El cambio de siglo del XIX al XX se considera la época de los últimos grandes exploradores. Esos fueron los años en los que Shackleton, Amundsen y otros hombres valientes (y algo chiflados) se lanzaban a conquistar los últimos confines del mundo conocido sin ayuda de GPS ni anoraks de Gore-Tex. A cambio de unos pocos momentos de gloria y de llegar donde nadie antes había llegado, arriesgaban la vida.

En 1911 Amundsen alcanzó el Polo Sur magnético acompañado por los perros que tiraban de su trineo, convirtiéndose en los primeros seres vivos en hacerlo. Y es importante repetir lo de "ser vivo", porque lo que llegó antes que ellos no lo estaba: era polución industrial.

Un estudio liderado por Joe McConnell, del Nevada's Desert Research Institute (DRI) ha estudiado muestras geológicas de hielo antártico repartidas por todo el continente, a profundidades que se remontan hasta el 1600. A partir de ahí McConnell y su equipo han construido el modelo más preciso de contaminación de hielo antártico que se ha hecho nunca.

La conclusión más clara que se desprende de él es que los niveles de plomo venenoso en el hielo dieron un salto brutal coincidiendo con la locura del carbón que se desató en los países desarrollados durante la segunda Revolución Industrial. Un plomo que el hielo iba absorbiendo y que llegó allí para quedarse.

Un fenómeno a (muy) largo plazo

“El plomo es un metal muy tóxico, con un tremendo potencial para dañar los ecosistemas”, cuenta a Phys Paul Vallelonga, otro de los científicos implicados en el estudio. Y aunque asegura que los niveles encontrados son relativamente bajos, lo llamativo del asunto es que se multiplicaron por seis en muy poco tiempo, alrededor de 1880, cuando se abrieron las minas de Broken Hill y Port Pirie, en el sur de Australia.

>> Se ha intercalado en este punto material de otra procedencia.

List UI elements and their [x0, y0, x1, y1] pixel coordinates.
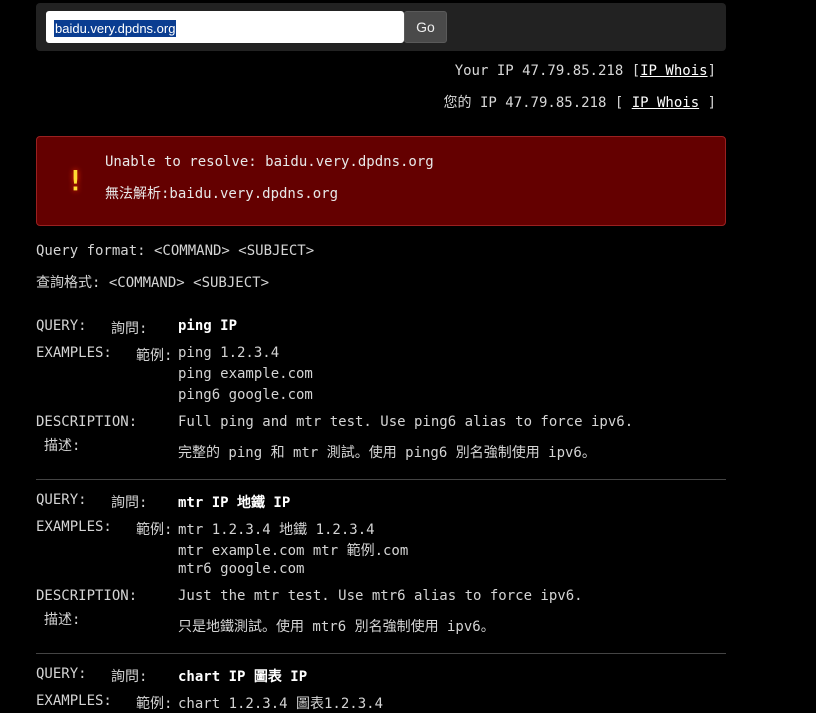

De esta manera se intuye que las actividades carboníferas de estos dos enclaves serían las principales causantes de esta primera contaminación. Aún así, a lo largo de las décadas, esta ha ido viniendo de muchos otros sitios.

Aunque los datos estropean la imagen mitológica y pura que tenemos de los exploradores pisando tierras vírgenes, lo peor de todo es que las concentraciones de plomo a lo largo y ancho de la Antártida se han mantenido más o menos estables desde aquel primer momento. Los niveles generales han declinado un poco, y ha habido algunos descensos históricos en momentos de escaso crecimiento, pero siguen siendo unas cuatro veces más altos que en el periodo pre-industrial.

A pesar de los esfuerzos que se han hecho en muchos países por utilizar recursos energéticos libres de plomo, las medidas del estudio indican que la cosa sigue difícil. En palabras de McConnell, “durante los últimos 130 años se han depositado aproximadamente 660 toneladas de plomo industrial en la superficie de la Antártida”.

Si queremos seguir soñando con explorar terrenos todavía poco estropeados por el hombre, parece que todavía queda mucho por hacer. Si es que estamos a tiempo de arreglar el estropicio.